Mark Ravenhill
Playright/Director - Fall 2005
Mark Ravenhill is a playwright known for writing visceral,
provocative work regarding contemporary society. His most famous
plays include Shopping and Fucking (1996), Some
Explicit Polaroids (1999) and Mother Clap’s Molly
House (2001). His play, The Cut, opened in 2006 at
London’s Donmar Warehouse starring Sir Ian McKellen . It depicts
a world dominated by the administering of a surgical
procedure.
As Granada Artist, Mark directed his own work, School,
prior to its professional premiere at London’s National Theatre.
The work explored the “primeval soup” of teenage sexuality. He
also directed Nursery, by award-winning playwright Julia
Jarcho. Written before the Columbine tragedy, Nursery
reveals bored and alienated New York City youths who fantasize a
school shooter into a kind of Peter Pan.
An extremely prolific writer, Ravenhill has averaged a play a
year since Shopping and Fucking opened to sensational
reviews in London in 1996. His second play, Faust is
Dead, was produced by ATC in 1997. Sleeping Around,
a joint venture with three other writers, opened in Salisbury in
February 1998 before being shown at the Donmar Warehouse, London,
followed by a national tour. Handbag was produced by the Actors
Touring Company in 1998, Some Explicit Polaroids opened
at the New Ambassadors Theatre in October 1999, and Mother
Clap’s Molly House, with music by Matthew Scott, opened at
the National Theatre in September 2001 and transferred to the
West End in 2002. Totally Over You was performed as part
of the National Theatre Connections Festival in 2003, and
Citizenship was written in 2004. In August 2005,
Ravenhill performed his monologue Product, about a woman
who falls in love with a suicide bomber, at the Edinburgh Fringe
Festival.
Described by the London Observer as an “in-your-face writer,”
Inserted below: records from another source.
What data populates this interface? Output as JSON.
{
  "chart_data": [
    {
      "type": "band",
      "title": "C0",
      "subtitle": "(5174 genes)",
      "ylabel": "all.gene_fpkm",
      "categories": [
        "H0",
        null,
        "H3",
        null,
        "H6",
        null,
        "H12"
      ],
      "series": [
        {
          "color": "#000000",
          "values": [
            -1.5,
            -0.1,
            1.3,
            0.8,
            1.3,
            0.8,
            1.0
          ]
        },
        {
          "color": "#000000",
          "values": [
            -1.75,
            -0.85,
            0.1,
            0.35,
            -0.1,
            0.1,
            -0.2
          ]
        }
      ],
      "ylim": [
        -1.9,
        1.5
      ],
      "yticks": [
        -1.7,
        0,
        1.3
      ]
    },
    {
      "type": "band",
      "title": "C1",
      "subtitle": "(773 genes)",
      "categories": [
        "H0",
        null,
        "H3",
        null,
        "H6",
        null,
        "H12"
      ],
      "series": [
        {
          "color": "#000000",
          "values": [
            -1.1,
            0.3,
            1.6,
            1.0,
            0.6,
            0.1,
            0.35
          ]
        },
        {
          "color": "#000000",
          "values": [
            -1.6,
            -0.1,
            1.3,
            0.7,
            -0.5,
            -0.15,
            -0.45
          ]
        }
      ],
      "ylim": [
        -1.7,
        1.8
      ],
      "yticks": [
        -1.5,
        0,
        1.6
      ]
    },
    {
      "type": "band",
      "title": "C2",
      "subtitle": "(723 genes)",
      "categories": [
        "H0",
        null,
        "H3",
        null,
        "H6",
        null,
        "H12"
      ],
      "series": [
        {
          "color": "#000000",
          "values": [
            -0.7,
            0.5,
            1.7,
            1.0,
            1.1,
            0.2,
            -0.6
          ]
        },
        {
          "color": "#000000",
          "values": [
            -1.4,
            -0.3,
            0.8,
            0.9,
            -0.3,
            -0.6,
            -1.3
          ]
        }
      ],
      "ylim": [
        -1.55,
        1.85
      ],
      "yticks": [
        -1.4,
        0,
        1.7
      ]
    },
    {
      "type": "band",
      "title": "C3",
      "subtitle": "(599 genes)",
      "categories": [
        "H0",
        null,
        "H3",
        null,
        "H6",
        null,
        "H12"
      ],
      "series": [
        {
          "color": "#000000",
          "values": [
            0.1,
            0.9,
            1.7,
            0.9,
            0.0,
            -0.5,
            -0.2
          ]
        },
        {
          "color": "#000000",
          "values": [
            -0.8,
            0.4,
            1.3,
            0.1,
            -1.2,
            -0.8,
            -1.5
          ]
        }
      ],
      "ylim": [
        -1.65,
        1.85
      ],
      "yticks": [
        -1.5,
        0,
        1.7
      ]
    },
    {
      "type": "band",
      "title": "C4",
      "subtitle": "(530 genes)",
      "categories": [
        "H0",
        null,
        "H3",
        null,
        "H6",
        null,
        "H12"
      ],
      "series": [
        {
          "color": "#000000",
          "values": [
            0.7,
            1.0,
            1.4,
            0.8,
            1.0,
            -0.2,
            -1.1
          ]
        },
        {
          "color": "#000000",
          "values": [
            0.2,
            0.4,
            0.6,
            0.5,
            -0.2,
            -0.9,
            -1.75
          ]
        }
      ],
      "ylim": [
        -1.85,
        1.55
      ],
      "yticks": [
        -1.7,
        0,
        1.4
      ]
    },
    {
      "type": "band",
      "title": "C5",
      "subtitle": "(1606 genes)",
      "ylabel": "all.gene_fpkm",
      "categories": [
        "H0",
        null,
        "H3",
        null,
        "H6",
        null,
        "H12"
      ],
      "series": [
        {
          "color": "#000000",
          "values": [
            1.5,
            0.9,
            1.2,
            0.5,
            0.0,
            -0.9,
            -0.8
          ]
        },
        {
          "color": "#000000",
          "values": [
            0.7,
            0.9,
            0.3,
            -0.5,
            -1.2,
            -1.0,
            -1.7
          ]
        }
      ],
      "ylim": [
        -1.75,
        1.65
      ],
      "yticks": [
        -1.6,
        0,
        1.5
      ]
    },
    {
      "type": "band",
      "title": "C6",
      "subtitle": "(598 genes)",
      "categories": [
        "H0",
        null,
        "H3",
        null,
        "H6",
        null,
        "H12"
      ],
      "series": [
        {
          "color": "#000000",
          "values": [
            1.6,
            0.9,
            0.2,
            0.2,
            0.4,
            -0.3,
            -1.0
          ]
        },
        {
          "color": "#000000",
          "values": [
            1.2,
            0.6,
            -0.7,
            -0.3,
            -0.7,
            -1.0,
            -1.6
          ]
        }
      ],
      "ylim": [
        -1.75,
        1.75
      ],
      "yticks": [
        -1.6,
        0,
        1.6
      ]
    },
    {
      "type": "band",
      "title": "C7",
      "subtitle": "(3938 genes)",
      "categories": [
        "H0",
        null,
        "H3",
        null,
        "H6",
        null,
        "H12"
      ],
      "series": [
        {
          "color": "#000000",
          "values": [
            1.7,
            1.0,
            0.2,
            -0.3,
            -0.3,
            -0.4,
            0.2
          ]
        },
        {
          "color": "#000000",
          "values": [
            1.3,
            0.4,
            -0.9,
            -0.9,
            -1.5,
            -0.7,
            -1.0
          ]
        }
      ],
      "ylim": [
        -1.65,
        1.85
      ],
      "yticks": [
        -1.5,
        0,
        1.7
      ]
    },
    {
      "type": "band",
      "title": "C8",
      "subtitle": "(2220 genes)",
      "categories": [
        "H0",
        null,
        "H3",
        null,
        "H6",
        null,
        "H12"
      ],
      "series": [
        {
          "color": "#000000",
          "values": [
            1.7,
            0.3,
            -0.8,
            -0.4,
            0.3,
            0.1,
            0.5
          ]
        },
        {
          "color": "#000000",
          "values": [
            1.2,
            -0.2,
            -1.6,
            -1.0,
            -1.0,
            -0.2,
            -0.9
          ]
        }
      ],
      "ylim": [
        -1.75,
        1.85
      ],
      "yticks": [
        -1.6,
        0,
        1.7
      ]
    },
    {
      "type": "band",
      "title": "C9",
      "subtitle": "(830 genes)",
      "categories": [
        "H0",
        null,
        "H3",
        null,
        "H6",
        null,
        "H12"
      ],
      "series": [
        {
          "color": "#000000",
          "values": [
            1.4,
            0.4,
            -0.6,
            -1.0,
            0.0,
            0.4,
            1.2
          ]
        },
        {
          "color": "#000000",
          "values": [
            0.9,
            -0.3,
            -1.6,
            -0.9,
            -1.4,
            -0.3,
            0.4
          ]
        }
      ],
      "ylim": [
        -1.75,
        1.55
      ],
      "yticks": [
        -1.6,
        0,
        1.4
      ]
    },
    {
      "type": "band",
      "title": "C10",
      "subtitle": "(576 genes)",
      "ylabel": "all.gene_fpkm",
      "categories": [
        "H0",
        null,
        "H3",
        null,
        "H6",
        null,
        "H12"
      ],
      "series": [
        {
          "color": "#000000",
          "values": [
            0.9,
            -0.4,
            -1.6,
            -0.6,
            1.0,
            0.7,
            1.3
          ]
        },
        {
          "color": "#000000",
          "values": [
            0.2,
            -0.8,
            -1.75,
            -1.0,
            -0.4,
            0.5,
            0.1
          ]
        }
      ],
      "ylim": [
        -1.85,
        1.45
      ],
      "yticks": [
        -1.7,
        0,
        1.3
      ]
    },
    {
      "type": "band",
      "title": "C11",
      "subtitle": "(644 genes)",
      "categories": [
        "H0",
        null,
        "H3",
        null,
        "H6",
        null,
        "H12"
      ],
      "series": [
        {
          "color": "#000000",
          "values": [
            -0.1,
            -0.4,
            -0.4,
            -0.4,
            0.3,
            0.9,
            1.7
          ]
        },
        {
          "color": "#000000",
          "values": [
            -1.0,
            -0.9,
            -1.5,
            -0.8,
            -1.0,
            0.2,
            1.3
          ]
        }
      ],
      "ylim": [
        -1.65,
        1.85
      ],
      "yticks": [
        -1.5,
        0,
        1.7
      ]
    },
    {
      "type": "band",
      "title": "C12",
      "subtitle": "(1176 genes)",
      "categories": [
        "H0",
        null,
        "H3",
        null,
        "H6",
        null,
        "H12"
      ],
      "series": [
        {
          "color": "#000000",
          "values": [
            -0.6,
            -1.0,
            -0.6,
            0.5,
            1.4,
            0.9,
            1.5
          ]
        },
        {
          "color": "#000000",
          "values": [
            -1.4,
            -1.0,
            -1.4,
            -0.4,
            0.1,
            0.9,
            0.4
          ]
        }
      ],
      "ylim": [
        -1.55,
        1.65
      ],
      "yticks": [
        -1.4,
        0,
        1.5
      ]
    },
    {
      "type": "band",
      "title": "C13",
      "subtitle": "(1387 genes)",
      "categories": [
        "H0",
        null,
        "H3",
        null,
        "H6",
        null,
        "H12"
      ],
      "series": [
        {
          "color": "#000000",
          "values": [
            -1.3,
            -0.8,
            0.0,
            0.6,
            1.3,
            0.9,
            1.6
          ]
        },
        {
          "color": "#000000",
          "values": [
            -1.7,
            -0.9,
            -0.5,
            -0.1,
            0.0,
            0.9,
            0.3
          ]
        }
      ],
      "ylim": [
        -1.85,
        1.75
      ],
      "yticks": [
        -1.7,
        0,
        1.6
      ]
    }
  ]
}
Ravenhill said he certainly hasn’t aimed to shock audiences. “My
intent is to look at contemporary life and what is actually
happening around us,” he said. “Often that means pushing
characters in a situation to an extreme so they can reveal things
about themselves. Quite a lot of what happens in School
is dark, but that is just the life of teenagers.” After the UC
Davis production, School had its professional premiere
at London’s National Theatre in March 2006.